Rapid progress has been made in understanding the molecular mechanisms by which calcium ions mediate certain cardiac arrhythmias. Principal advances include imaging of cytosolic calcium in isolated cells and in intact tissues, use of fluorescent indicators and monophasic action potentials to record membrane potentials in isolated tissue, and sequencing of the genes that encode critical ion channel proteins. In this review, five types of arrhythmias are discussed where calcium ion currents, or currents controlled by calcium, appear to be responsible for arrythmogenesis. These include: (1) the delayed afterpotential that occurs in conditions of intracellular calcium overload such as digitalis toxicity; (2) the early afterdepolarization that occurs when action potential duration is prolonged; (3) the slowly conducted calcium-dependent action potential (the slow response) in the SA and AV nodes; (4) the phenomenon of calcium transient alternans during ischemia, which is related to action potential duration alternans and t-wave alternans; (5) catecholamine-induced cardiac arrhythmias in families with mutations of the sarcoplasmic reticulum calcium-release channel. For each type of arrhythmia, the clinical implications of emerging knowledge are discussed. An especially important issue is whether ventricular fibrillation during acute coronary artery occlusion is due to calcium transient alternans. Ventricular fibrillation due to acute ischemia is an important subset of the 400,000 sudden cardiac deaths that occur annually in the U.S. Certain drugs, including beta blockers, fish oils, verapamil, and diltiazem, seem to specifically prevent ventricular fibrillation in this setting, and in most cases an effect of the drug on cytosolic calicum appears to be involved.

Spatial heterogeneity of action potential alternans during global ischemia in the rabbit heart.
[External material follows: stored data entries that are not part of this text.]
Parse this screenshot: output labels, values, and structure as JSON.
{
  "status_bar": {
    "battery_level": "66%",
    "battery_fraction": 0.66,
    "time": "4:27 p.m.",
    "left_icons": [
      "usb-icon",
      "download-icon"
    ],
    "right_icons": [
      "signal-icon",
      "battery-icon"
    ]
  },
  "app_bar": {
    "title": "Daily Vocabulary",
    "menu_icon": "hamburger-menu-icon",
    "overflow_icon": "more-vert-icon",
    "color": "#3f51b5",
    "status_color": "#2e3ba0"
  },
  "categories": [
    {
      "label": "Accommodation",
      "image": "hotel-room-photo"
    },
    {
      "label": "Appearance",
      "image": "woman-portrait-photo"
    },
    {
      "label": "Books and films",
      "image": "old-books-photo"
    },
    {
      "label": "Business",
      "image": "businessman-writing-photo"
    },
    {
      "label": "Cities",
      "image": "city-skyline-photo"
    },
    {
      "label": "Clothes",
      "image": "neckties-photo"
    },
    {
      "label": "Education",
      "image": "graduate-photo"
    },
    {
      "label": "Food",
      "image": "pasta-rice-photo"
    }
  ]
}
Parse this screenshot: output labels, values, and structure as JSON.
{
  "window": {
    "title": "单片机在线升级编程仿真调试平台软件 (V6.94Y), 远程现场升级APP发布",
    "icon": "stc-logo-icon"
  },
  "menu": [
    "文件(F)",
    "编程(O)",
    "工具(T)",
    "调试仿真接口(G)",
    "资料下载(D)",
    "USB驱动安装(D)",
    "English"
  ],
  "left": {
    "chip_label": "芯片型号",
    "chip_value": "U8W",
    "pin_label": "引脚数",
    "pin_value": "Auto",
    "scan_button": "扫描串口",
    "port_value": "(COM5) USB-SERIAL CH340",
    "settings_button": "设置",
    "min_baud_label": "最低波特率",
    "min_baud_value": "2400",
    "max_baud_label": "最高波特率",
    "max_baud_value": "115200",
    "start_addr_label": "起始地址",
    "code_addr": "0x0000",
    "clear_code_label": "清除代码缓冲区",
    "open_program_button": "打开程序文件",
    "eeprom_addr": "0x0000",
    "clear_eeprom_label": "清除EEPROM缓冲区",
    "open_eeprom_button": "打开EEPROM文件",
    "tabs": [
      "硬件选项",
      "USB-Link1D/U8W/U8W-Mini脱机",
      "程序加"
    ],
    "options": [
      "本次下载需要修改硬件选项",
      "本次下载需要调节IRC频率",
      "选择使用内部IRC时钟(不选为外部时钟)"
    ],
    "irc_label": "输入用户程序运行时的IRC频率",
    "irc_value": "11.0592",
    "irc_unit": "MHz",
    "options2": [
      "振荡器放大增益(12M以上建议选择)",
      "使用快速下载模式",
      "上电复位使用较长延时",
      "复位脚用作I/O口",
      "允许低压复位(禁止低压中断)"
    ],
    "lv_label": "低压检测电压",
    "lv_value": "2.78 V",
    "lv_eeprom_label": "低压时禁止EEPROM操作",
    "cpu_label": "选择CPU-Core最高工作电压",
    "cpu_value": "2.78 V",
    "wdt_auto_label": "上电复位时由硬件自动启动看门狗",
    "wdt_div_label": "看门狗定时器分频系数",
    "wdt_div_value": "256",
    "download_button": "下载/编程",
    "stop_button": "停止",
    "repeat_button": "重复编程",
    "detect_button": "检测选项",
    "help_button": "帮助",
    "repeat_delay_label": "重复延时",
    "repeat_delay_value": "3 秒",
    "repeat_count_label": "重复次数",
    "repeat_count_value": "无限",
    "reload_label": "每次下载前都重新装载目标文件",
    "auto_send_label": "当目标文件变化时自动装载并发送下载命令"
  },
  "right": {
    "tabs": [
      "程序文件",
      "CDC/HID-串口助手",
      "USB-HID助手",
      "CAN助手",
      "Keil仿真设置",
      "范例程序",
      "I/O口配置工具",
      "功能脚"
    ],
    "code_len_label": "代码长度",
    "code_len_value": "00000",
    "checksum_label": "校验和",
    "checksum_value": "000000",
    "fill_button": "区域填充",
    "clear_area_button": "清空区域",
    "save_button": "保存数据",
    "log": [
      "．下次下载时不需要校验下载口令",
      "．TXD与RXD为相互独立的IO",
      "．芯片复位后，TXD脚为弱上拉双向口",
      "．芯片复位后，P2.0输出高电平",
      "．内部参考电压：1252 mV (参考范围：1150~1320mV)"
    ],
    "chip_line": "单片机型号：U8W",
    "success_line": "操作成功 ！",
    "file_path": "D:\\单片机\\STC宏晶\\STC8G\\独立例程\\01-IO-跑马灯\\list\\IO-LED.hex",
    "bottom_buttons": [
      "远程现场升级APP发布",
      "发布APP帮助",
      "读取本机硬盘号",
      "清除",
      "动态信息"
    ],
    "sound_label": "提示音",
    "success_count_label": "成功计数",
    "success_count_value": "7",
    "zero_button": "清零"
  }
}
Cardiac ischemia causes beat-to-beat fluctuation in action potential duration (APD) alternans, which leads to T wave alternans and arrhythmias. Occurrence of APD alternans that is out of phase at two sites is especially important, but most APD alternans studies have involved rapid pacing of normal myocardium rather than ischemia. To determine the spatial features of APD alternans during ischemia, blood-perfused rabbit hearts were stained with 4-[beta-[2(di-n-butylamino)-6-napthyl]vinyl]pyridinium (di-4-ANEPPS) and imaged with a high-resolution camera. Hearts were perfused with oxygenated Tyrode solution at 37 degrees C for staining and then switched to a 50:50% blood/Tyrode mixture. Hearts were paced from the right ventricle at 3/s, and made ischemic by stopping flow for 6 min. Images of 10,000 pixels were obtained at 300 frames/s. Motion artifact was controlled by immobilization and by manual selection of undistorted single-pixel records. Upstroke propagation and conduction isochrones were displayed by computerized image processing. APD alternans was demonstrated in six of seven hearts, and was out of phase in different regions of the image in three hearts. The largest spatial variation in the onset of depolarization to 50% repolarization (APD50) was 155%. This caused beat-to-beat reversal of repolarization. An alternans map could be constructed for well-immobilized portions of the image. There were discrete regions of APD alternans separated by a boundary, as occurs with intracellular Ca2+ concentration alternans. Pixels as close together as 1.1 mm showed an APD alternans that was out of phase. The out-of-phase APD alternans was not due to conduction alternans, as shown by upstroke intervals and conduction isochrones. This contrasts with rapid pacing, where a causal relationship appears to exist. These new observations suggest distinct mechanisms for the genesis of arrhythmias during ischemia.